The MTA plans to revamp the remaining boroughs’ buses over the next two years. Officials will relaunch the Bronx plan this summer, followed by Brooklyn in 2020 and Queens in 2021.
The Hillsborough Area Regional Transportation Authority (HART) is proposing a number of changes to its bus routes, which include increasing or decreasing stops and changing or combining routes. The changes would affect nearly all of HART’s 69 local and 19 express routes. In addition, the authority is considering an expansion of HART Flex, a door-to-door bus service for certain areas. The plan will go on public comment through the end of August. See the proposed changes here. To help with the public input process, HART is hosting several open houses and a webinar.
The City of Miami’s Transportation Department Announces New Bus Routes
The city’s Transportation Department is launching a new bus service that will help people navigate the area.

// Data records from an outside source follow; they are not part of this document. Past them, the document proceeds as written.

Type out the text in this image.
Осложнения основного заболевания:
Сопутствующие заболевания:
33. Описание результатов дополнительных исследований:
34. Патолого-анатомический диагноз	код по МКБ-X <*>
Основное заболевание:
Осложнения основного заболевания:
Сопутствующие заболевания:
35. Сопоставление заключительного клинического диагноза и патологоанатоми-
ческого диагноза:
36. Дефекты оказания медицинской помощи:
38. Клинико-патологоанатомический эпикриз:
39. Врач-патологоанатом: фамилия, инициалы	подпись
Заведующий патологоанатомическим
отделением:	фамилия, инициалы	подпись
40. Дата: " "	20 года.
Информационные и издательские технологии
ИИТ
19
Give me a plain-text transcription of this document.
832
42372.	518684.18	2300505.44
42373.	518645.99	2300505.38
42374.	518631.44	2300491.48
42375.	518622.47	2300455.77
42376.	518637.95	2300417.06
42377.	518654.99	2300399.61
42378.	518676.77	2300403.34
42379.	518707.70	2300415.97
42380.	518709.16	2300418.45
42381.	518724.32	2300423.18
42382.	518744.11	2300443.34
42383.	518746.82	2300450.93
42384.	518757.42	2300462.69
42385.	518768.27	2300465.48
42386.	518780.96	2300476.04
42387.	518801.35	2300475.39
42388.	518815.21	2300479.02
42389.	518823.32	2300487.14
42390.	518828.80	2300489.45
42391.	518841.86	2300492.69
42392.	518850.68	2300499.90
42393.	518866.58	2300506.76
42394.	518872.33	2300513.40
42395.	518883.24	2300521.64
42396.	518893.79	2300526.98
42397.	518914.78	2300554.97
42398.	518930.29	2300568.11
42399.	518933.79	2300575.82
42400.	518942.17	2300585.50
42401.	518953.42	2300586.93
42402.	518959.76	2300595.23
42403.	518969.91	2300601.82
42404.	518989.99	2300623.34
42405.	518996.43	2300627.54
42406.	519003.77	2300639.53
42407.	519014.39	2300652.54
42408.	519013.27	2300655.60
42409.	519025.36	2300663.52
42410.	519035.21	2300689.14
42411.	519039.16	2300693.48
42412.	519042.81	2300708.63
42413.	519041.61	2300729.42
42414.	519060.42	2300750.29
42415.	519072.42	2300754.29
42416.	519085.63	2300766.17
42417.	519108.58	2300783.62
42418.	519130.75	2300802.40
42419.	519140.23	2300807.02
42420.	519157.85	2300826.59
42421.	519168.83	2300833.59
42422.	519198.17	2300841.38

The program is called GO Connect and it will allow users to book on-demand trips that can connect them with the Miami-Dade Transit system. This will help alleviate traffic congestion and give people access to a more sustainable mode of transportation. The GO Connect service is launching on October 28th and will first be available in the Dadeland/South Miami area.
The county’s transportation department is reworking its Metrobus routes to get more people on the buses. The reimagining of the bus network is part of the county’s Better Bus SHIFTS into Gear action plan which aims to improve Metrobus service for more people with more frequency.
Getting more people on the bus will help reduce traffic congestion and carbon emissions. It will also improve access to jobs, education and healthcare. The reworking of the system will also benefit some of the most vulnerable residents, such as seniors.
The redesign of the system will also include new bus-only lanes which will be used exclusively by buses to separate them from general traffic. These lanes have been very popular in other cities, and they can increase the speed and reliability of the bus service. Several of the new routes will use these lanes.
Some of the routes will see a reduction in their number of stops, which will help to speed up travel times. For example, the 26 bus will be rerouted to drop its current run through the Harbor Drive neighborhood off of Rickenbacker Causeway. The 31 Local route will also see a reduction in its number of stops, and some of its operation hours will be shifted to a revived 37 Express route which will have fewer stops.
In addition to reworking the routes, the county is adding new electric buses. Several of the new routes will be using Proterra electric buses which can travel longer distances on one charge and emit significantly less pollution than regular diesel-powered vehicles. The county plans to add more of these buses to its fleet over time, which will help to further reduce its reliance on fossil fuels.
The county is also adding a new bus stop improvement program which will provide more shade and benches for passengers waiting for the buses. These improvements will be funded through the federal Surface Transportation Assistance Program. These grants are designed to help communities in need with infrastructure and improvements that would otherwise not be possible through traditional funding sources. The county’s reimagining of the bus network is an important step in helping it become more environmentally friendly and accessible for all residents. It will be particularly beneficial for those living in South Dade, where the county is focusing on improving the transit system to serve the growing population.